I) Les premiers pas de l'euro nous livrent un enseignement précis : la politique monétaire peut être une arme anti-crise si les finances publiques sont maîtrisées.
I.1 L'euro a accompli ses premiers pas dans une conjoncture délicate
Depuis plusieurs trimestres, l'Europe a commencé à ressentir les effets de la crise asiatique, notamment à travers le ralentissement de la demande mondiale. Il en résultait un risque indéniable de récession. Faire face à ce risque était pour nous un énorme défi, pour trois raisons. D'abord, il y avait l'enjeu conjoncturel classique. Mais, en plus, il y avait ce que l'on pourrait appeler l'épreuve du feu de l'euro : une mauvaise maîtrise de la politique économique pendant cette période inaugurale aurait fort mal auguré de la suite. Je ne voudrais pas employer de grands mots mais, en tant que ministres des Finances de l'eurolande, nous avions un vif sentiment de responsabilité à cet égard.
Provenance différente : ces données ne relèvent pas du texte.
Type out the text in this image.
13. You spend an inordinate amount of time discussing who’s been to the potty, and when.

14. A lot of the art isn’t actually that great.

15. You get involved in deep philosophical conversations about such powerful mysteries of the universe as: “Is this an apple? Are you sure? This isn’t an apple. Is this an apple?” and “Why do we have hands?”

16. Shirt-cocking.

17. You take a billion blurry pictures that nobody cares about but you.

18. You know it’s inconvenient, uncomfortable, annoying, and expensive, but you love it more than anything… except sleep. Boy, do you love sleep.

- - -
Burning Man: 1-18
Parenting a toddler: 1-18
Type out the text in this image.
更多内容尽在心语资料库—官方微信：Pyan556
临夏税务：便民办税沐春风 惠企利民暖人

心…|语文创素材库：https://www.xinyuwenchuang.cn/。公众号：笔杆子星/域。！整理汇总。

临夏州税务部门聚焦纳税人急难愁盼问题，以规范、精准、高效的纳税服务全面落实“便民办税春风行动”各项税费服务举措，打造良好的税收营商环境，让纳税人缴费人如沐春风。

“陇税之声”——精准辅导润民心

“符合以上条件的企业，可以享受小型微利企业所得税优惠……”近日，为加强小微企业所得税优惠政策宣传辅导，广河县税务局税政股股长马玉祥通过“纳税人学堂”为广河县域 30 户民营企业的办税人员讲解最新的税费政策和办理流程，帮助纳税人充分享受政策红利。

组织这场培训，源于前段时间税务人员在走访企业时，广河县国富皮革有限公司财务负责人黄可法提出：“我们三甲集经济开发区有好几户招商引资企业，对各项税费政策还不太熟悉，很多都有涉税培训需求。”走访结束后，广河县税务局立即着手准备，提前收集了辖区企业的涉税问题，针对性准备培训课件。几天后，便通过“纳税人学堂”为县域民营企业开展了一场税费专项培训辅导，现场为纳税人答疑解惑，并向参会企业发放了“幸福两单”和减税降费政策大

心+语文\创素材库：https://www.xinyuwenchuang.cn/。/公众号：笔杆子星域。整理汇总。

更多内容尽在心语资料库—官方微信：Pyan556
Par ailleurs, nous avions une préoccupation particulière concernant la conjoncture mondiale : celle-ci était sur le fil du rasoir et la préservation d'une croissance correcte en Europe était donc essentielle vis-à-vis des autres continents - et là je pense bien sûr à l'Afrique - pour éviter que les vents mauvais de la récession ne l'emportent au plan global.
La question était donc de savoir comment la politique économique pouvait gérer ces risques de ralentissement et éviter toute réaction inappropriée. En schématisant, je dirai que, pour le baptême de l'UEM, la question était un peu de savoir quelle combinaison de politique économique allait prévaloir.
Allait-elle glisser vers le dosage "politique budgétaire laxiste/politique monétaire restrictive" pratiqué par le tandem Reagan-Volcker avec le succès inégal que l'on sait, ou parviendrait-elle à mettre en oeuvre la combinaison de finances publiques maîtrisée et de politique monétaire active à laquelle le tandem Clinton-Greenspan a attaché son nom ? Même si les situations sont
différentes, je suis depuis longtemps convaincu que le bon dosage pour l'Europe est plus proche de la seconde que de la première de ces deux expériences. Mais rien n'était joué d'avance car, s'ils ont entamé leur ajustement budgétaire depuis plusieurs années, ce n'est un mystère pour personne que les pays européens ne l'ont pas encore tout à fait achevé.
I.2 Grâce à des politiques budgétaires ordonnées autour de règles claires, la Banque centrale européenne a pu baisser ses taux
Tout n'est pas gagné mais, depuis le 8 avril dernier, nous savons que nous tenons, si j'ose dire, le "bon bout". Le 8 avril, c'est le jour où nous avons appris la "bonne nouvelle" : la décision prise par la Banque centrale européenne de ramener de 3 % à 2,5 % le taux du Repo. Cette baisse des taux conforte le rôle de bouclier que joue notre monnaie face aux turbulences internationales. Elle a une portée d'autant plus grande qu'elle s'applique au grand ensemble régional que constitue l'eurolande. C'est la première leçon.
Deuxièmement, cette baisse des taux s'est produite, j'y ai fait allusion, à un moment où l'ajustement budgétaire n'était pas encore complètement parachevé. Comment cela a-t-il été possible ? Pourquoi la confiance - car, c'est de cela qu'il s'agit - a-t-elle été au rendez-vous dans les rapports entre la Banque centrale et les autorités politiques nationales ?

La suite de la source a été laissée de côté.